1920s >> 1929 >> no-301-september-1929

All Quiet on the Parliamentary Front


As the evenings draw in, it is more and more evident that Socialism will not be here by Christmas. This, we must agree, is disappointing. True, the Labour Government has done its best, but what with the lack of rain, and the holiday season coming on, one must not expect too much. Photographs of Uncle Arthur at Scheveningen, looking the reverse of revolutionary, have appeared in the papers; others of Ramsay in flying kit, so anxious to achieve Socialism in Our Time that he has to resort to the airplane ; others again of Snowden, scowling, sneering or smiling. Delightful little paragraphs have appeared depicting the charming home life and complete domestic harmlessness of the Labour Cabinet. Altogether they can be said to have had a good press. Even when they disguised Sidney Webb in the fustian of a Lord, the jeers were fairly restrained. And now, after three months of office, we find capital going further still and saying, “the whole Empire is behind Philip Snowden.” Here is a revolution indeed. Three months ago they were disrupters of the Empire ; to-day, Snowden talks of its prestige and its rightful foremost place in world affairs.

What has happened? It is very simple. There is no need to expend a great number of words in explaining. During the great European war, the Labour Party was on the side of Capital. In 1924, when they were “in office but not in power,” their most outstanding achievement was to threaten revolting workers with the Emergency Powers Act. In 1929 the first jobs they tackle are the safeguarding of capitalist rights in Egypt, the cheaper running of the Navy by arrangement with capitalist rivals, and the squabbling with European capitalists over the sharing of German reparations.

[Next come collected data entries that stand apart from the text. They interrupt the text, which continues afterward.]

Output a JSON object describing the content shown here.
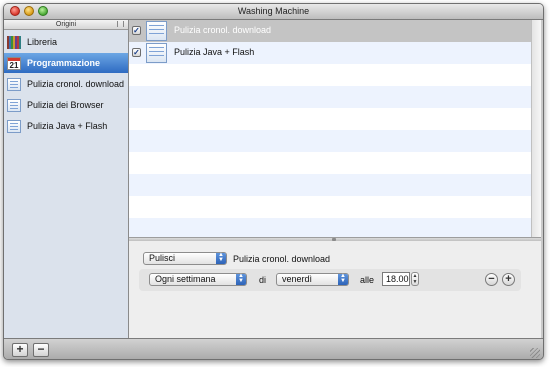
{
  "window": {
    "title": "Washing Machine"
  },
  "sidebar": {
    "header": "Origini",
    "items": [
      {
        "label": "Libreria",
        "icon": "library-books-icon",
        "selected": false
      },
      {
        "label": "Programmazione",
        "icon": "calendar-icon",
        "icon_text": "21",
        "selected": true
      },
      {
        "label": "Pulizia cronol. download",
        "icon": "list-document-icon",
        "selected": false
      },
      {
        "label": "Pulizia dei Browser",
        "icon": "list-document-icon",
        "selected": false
      },
      {
        "label": "Pulizia Java + Flash",
        "icon": "list-document-icon",
        "selected": false
      }
    ]
  },
  "schedule_list": {
    "rows": [
      {
        "label": "Pulizia cronol. download",
        "checked": true,
        "selected": true
      },
      {
        "label": "Pulizia Java + Flash",
        "checked": true,
        "selected": false
      }
    ]
  },
  "editor": {
    "action_popup": "Pulisci",
    "target_label": "Pulizia cronol. download",
    "frequency_popup": "Ogni settimana",
    "di_label": "di",
    "day_popup": "venerdì",
    "alle_label": "alle",
    "time_value": "18.00"
  },
  "colors": {
    "selection_blue": "#2e6bc2",
    "popup_arrow_blue": "#2d63b8",
    "row_alternate": "#edf3fe",
    "row_selected": "#c4c4c4"
  }
}
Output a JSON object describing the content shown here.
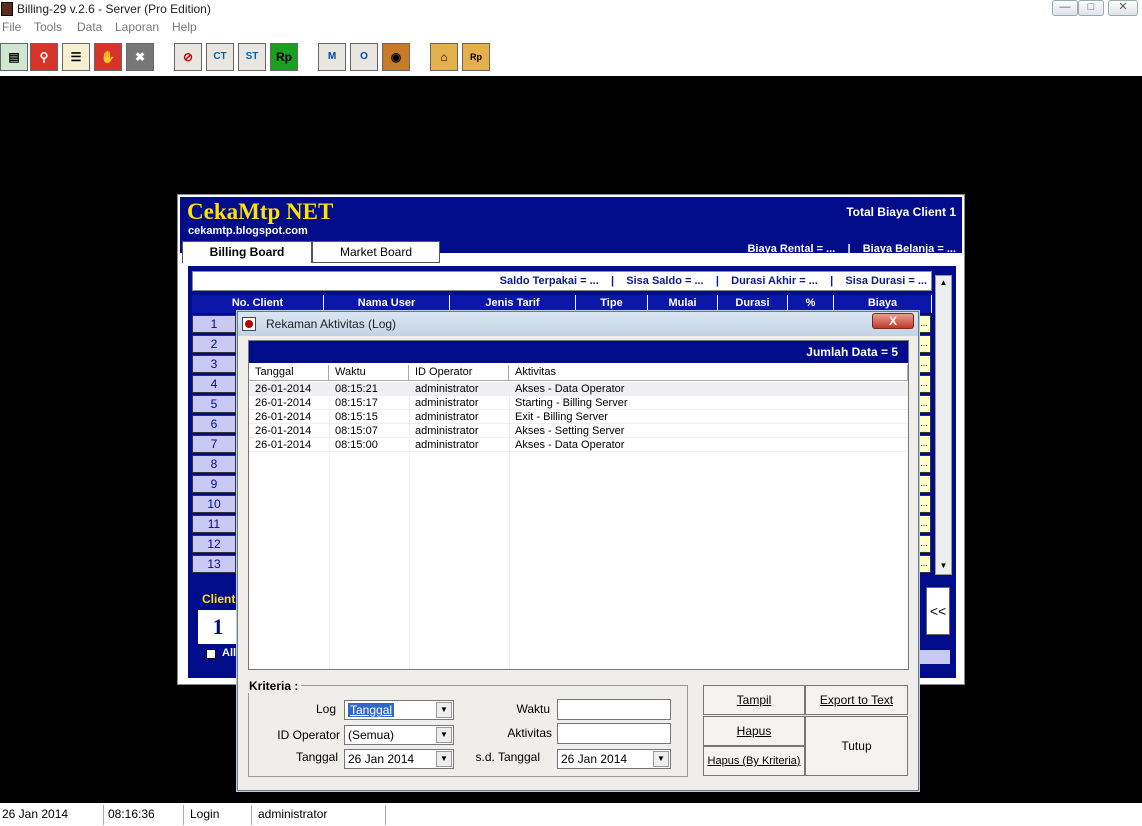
{
  "app": {
    "title": "Billing-29 v.2.6 - Server (Pro Edition)"
  },
  "menu": [
    "File",
    "Tools",
    "Data",
    "Laporan",
    "Help"
  ],
  "toolbar": {
    "buttons": [
      {
        "icon": "calculator-icon",
        "label": ""
      },
      {
        "icon": "key-icon",
        "label": ""
      },
      {
        "icon": "document-icon",
        "label": ""
      },
      {
        "icon": "handshake-icon",
        "label": ""
      },
      {
        "icon": "close-x-icon",
        "label": ""
      },
      {
        "icon": "no-entry-icon",
        "label": ""
      },
      {
        "icon": "ct-client-icon",
        "label": ""
      },
      {
        "icon": "st-status-icon",
        "label": ""
      },
      {
        "icon": "rupiah-icon",
        "label": "Rp"
      },
      {
        "icon": "member-icon",
        "label": ""
      },
      {
        "icon": "operator-icon",
        "label": ""
      },
      {
        "icon": "burger-icon",
        "label": ""
      },
      {
        "icon": "home-icon",
        "label": ""
      },
      {
        "icon": "home-rupiah-icon",
        "label": ""
      }
    ]
  },
  "billing": {
    "brand": "CekaMtp NET",
    "site": "cekamtp.blogspot.com",
    "total_label": "Total Biaya Client 1",
    "biaya_line": "Biaya Rental = ...    |    Biaya Belanja = ...",
    "tabs": [
      "Billing Board",
      "Market Board"
    ],
    "saldo_line": "Saldo Terpakai = ...    |    Sisa Saldo = ...    |    Durasi Akhir = ...    |    Sisa Durasi = ...",
    "columns": [
      "No. Client",
      "Nama User",
      "Jenis Tarif",
      "Tipe",
      "Mulai",
      "Durasi",
      "%",
      "Biaya"
    ],
    "rows": [
      "1",
      "2",
      "3",
      "4",
      "5",
      "6",
      "7",
      "8",
      "9",
      "10",
      "11",
      "12",
      "13"
    ],
    "ellipsis": "...",
    "client_label": "Client",
    "client_number": "1",
    "all_label": "All",
    "collapse_label": "<<"
  },
  "dialog": {
    "title": "Rekaman Aktivitas (Log)",
    "close_label": "X",
    "jumlah_label": "Jumlah Data = 5",
    "columns": [
      "Tanggal",
      "Waktu",
      "ID Operator",
      "Aktivitas"
    ],
    "rows": [
      {
        "tanggal": "26-01-2014",
        "waktu": "08:15:21",
        "operator": "administrator",
        "aktivitas": "Akses - Data Operator"
      },
      {
        "tanggal": "26-01-2014",
        "waktu": "08:15:17",
        "operator": "administrator",
        "aktivitas": "Starting - Billing Server"
      },
      {
        "tanggal": "26-01-2014",
        "waktu": "08:15:15",
        "operator": "administrator",
        "aktivitas": "Exit - Billing Server"
      },
      {
        "tanggal": "26-01-2014",
        "waktu": "08:15:07",
        "operator": "administrator",
        "aktivitas": "Akses - Setting Server"
      },
      {
        "tanggal": "26-01-2014",
        "waktu": "08:15:00",
        "operator": "administrator",
        "aktivitas": "Akses - Data Operator"
      }
    ],
    "kriteria": {
      "title": "Kriteria :",
      "log_label": "Log",
      "log_value": "Tanggal",
      "operator_label": "ID Operator",
      "operator_value": "(Semua)",
      "tanggal_label": "Tanggal",
      "tanggal_value": "26 Jan 2014",
      "waktu_label": "Waktu",
      "waktu_value": "",
      "aktivitas_label": "Aktivitas",
      "aktivitas_value": "",
      "sd_label": "s.d. Tanggal",
      "sd_value": "26 Jan 2014"
    },
    "buttons": {
      "tampil": "Tampil",
      "export": "Export to Text",
      "hapus": "Hapus",
      "hapus_kriteria": "Hapus (By Kriteria)",
      "tutup": "Tutup"
    }
  },
  "status": {
    "date": "26 Jan 2014",
    "time": "08:16:36",
    "mode": "Login",
    "user": "administrator"
  }
}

We submit those are not the actions of a party whose object is the overthrow of Capitalism. Briand, Stresemann and Snowden meet round the table as equals. They are equals. Each represents a separate capitalist entity. The workers will realise this as the months and years roll by and their lot remains the same. They will realise that to vote for a working man because he is a working man, and for no other reason, is the height of futility. Capitalism, administered by working men, differs in little from capitalism administered by capitalists. The workers must learn that it is not the individuals, it is the system that is at fault, They must grasp this fact and hold on to it, that changing the name and not the thing achieves nothing. They must cease to believe such tosh as that recently published in the New Leader, wherein the workers were urged to admire Socialism in practice at Bournemouth, Brighton and Blackpool. We hope to have many opportunities of commenting upon the career of foolishness that is now before the Labour Party. The problem is a simple one. The workers who produce all wealth are poor in the midst of plenty. A million of them cannot find a master. Their condition is acute. The remainder are poor, permanently poor. We shall see that the Labour Government has no remedy.